Draadloze clients aan het klasnetwerk toevoegen
Nadat u een naam hebt toegewezen aan uw klassennetwerk en de toegangspunten zijn geconfigureerd, moet u uw draadloze clients aan het netwerk koppelen. Hoe u dit proces doorloopt, is afhankelijk van of u dockingstations hebt die u in staat stellen met meerdere rekenmachines en draadloze clients tegelijk te werken.
• | Als u een dockingstation hebt, sluit u de adapters aan op de rekenmachines en steekt u de rekenmachines in een dockingstation dat is verbonden is met uw computer. |
• | Als u geen dockingstation hebt, sluit u de draadloze adapters aan op de rekenmachines. |
1. | Volg de instructies op het scherm om de rekenmachines op de draadloze adapters en/of dockingstations ervan aan te sluiten en klik vervolgens op Volgende. |
Het dialoogvenster Draadloze clients toevoegen aan klasnetwerk wordt geopend.
Het accesspoint vindt de beschikbare clients en geeft deze weer in het vak Beschikbare clients. Het kan tot zes minuten duren voordat het accesspoint alle beschikbare clients heeft gevonden. Controleer het aantal beschikbare clients om er zeker van te zijn dat alle clients worden vermeld.
2. | Volg stappen a, b en c op alle TI-Nspire™-rekenmachines die niet in een dockingstation zijn geplaatst. |
a) | Zet elke rekenmachine aan. |
b) | Selecteer in het startscherm van de rekenmachine Instellingen> Netwerk. Op de rekenmachine worden de beschikbare netwerken weergegeven die binnen bereik zijn. |
c) | Selecteer de naam die u aan het netwerk van uw klas hebt toegewezen en klik op Verbinding maken. |
3. | Selecteer op het scherm Draadloze clients toevoegen aan het netwerk van uw klas de draadloze clients die u wilt toevoegen. |
• | Om alle vermelde beschikbare clients toe te voegen, klikt u op Alles toevoegen. |
• | Om specifieke clients toe te voegen, selecteert u één client-ID per keer, en klikt u op Toevoegen. |
Belangrijk! Clients maken geen deel uit van het klasnetwerk totdat u deze stap afrondt om ze toe te voegen
4. | Klik op Volgende om de draadloze clients aan het klasnetwerk te koppelen. |
De software koppelt de bevestigde draadloze clients aan het klasnetwerk. Wanneer het proces is voltooid, wordt het venster Installatie voltooid geopend.

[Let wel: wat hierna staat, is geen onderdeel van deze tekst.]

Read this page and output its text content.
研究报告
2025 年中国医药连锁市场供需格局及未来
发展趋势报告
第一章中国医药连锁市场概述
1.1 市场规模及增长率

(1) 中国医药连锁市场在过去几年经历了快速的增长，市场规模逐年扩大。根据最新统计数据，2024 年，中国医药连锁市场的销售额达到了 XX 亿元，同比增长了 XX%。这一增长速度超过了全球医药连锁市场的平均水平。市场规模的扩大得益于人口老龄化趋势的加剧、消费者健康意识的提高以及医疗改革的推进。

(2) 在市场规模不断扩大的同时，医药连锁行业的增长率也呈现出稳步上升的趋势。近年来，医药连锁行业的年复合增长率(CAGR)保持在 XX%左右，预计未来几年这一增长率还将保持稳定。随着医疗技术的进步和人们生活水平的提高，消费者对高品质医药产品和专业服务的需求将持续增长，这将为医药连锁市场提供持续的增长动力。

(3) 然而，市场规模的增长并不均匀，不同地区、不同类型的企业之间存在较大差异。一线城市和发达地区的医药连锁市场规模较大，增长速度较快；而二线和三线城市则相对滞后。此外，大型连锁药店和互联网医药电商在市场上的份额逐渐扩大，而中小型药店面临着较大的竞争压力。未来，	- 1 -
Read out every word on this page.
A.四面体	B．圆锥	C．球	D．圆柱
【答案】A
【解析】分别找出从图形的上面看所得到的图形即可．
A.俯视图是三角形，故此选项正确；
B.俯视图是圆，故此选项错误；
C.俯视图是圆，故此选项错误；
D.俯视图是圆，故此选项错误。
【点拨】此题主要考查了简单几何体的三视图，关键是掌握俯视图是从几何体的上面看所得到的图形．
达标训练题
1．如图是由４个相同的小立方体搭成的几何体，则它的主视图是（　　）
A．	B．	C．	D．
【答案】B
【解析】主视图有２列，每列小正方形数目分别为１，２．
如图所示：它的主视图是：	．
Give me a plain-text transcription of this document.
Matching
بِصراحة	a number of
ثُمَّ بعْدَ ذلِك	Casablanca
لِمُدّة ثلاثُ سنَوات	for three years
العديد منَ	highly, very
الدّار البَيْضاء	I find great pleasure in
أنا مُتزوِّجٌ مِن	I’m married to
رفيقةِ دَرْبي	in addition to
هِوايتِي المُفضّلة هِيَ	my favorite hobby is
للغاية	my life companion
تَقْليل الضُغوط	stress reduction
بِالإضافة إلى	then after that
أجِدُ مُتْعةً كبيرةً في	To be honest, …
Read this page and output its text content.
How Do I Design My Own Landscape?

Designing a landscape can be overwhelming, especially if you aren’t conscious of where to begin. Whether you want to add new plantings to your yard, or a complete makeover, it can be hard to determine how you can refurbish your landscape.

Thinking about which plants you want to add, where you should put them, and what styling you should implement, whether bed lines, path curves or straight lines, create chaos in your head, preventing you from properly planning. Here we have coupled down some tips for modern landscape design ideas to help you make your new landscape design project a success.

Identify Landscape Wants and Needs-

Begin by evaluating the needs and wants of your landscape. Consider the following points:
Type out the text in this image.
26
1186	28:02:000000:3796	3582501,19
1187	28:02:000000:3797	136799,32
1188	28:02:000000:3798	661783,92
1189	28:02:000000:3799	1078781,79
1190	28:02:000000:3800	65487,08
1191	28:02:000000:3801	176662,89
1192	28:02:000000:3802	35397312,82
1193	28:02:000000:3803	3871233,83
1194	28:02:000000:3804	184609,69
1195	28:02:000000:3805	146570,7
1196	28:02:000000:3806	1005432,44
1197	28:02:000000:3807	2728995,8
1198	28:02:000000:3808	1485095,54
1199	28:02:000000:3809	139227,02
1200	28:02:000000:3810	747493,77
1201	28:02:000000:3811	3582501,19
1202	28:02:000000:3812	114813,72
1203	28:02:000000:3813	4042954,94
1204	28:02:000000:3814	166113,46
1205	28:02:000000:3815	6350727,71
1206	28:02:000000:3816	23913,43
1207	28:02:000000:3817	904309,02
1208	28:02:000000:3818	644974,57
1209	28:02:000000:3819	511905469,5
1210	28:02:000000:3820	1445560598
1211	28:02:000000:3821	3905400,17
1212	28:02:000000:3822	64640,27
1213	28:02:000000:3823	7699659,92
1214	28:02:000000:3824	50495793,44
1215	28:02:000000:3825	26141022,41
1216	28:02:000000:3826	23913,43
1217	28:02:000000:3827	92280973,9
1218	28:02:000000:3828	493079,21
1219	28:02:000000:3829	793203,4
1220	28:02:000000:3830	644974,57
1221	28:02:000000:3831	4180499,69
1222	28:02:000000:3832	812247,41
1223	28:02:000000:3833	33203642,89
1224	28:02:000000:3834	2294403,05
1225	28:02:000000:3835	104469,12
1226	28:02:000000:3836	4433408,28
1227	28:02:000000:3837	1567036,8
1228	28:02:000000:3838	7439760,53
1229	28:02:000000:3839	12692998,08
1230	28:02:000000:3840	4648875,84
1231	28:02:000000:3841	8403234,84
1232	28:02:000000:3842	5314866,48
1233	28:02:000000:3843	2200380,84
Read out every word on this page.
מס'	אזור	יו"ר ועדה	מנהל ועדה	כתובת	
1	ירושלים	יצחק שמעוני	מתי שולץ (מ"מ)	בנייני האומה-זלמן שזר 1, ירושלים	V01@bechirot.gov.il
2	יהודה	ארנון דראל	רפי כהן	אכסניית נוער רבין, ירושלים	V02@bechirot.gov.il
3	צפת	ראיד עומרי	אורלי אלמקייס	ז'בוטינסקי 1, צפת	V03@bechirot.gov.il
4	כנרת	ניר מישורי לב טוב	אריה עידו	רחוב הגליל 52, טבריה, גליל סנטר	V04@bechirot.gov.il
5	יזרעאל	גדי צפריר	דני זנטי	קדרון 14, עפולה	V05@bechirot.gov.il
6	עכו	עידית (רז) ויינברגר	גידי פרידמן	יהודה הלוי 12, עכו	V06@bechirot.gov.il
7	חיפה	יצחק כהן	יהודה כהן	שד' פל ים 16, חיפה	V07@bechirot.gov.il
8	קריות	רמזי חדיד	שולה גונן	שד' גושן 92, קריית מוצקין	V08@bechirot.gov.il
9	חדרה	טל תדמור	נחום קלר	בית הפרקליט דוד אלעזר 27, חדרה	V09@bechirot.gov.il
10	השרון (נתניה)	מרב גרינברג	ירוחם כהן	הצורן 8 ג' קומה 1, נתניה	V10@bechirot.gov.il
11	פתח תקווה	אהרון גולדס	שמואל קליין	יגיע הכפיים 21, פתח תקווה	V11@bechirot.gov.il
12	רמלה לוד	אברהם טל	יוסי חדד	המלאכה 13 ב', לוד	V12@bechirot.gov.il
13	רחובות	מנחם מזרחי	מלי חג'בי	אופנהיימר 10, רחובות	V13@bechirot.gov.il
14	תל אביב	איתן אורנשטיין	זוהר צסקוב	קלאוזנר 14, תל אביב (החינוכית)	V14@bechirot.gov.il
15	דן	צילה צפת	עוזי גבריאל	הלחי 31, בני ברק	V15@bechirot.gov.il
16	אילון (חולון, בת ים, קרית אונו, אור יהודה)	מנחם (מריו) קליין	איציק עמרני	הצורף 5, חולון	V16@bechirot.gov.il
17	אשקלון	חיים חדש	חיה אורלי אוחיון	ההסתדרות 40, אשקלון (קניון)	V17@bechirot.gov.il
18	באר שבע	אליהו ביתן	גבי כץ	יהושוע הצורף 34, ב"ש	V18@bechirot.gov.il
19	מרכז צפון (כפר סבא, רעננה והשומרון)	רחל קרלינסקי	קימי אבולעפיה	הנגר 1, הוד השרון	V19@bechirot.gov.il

5. | Selecteer Maak een back-up van mijn klasnetwerk om een kopie van de configuratie van uw klasnetwerk op te slaan. |
De opgeslagen netwerkgegevens bevatten onder meer de lijst met ID's van draadloze clients, de netwerknaam en het op het accesspoint geselecteerde kanaal en land.
Door een netwerk op te slaan, kunt u de configuratie op een later tijdstip opnieuw laden met behulp van de Netwerkmanager. Standaard wordt het bestand opgeslagen in de map Mijn documenten/TI-Nspire/Navigator Netwerk.
Om af te sluiten zonder een back-up op te slaan, selecteert u Back-up overslaan.
6. | Klik op Beëindigen om de instelling te voltooien. |
Opmerking: U kunt met behulp van de Network Manager op een later moment meer draadloze adapters aan het netwerk van uw klas toevoegen.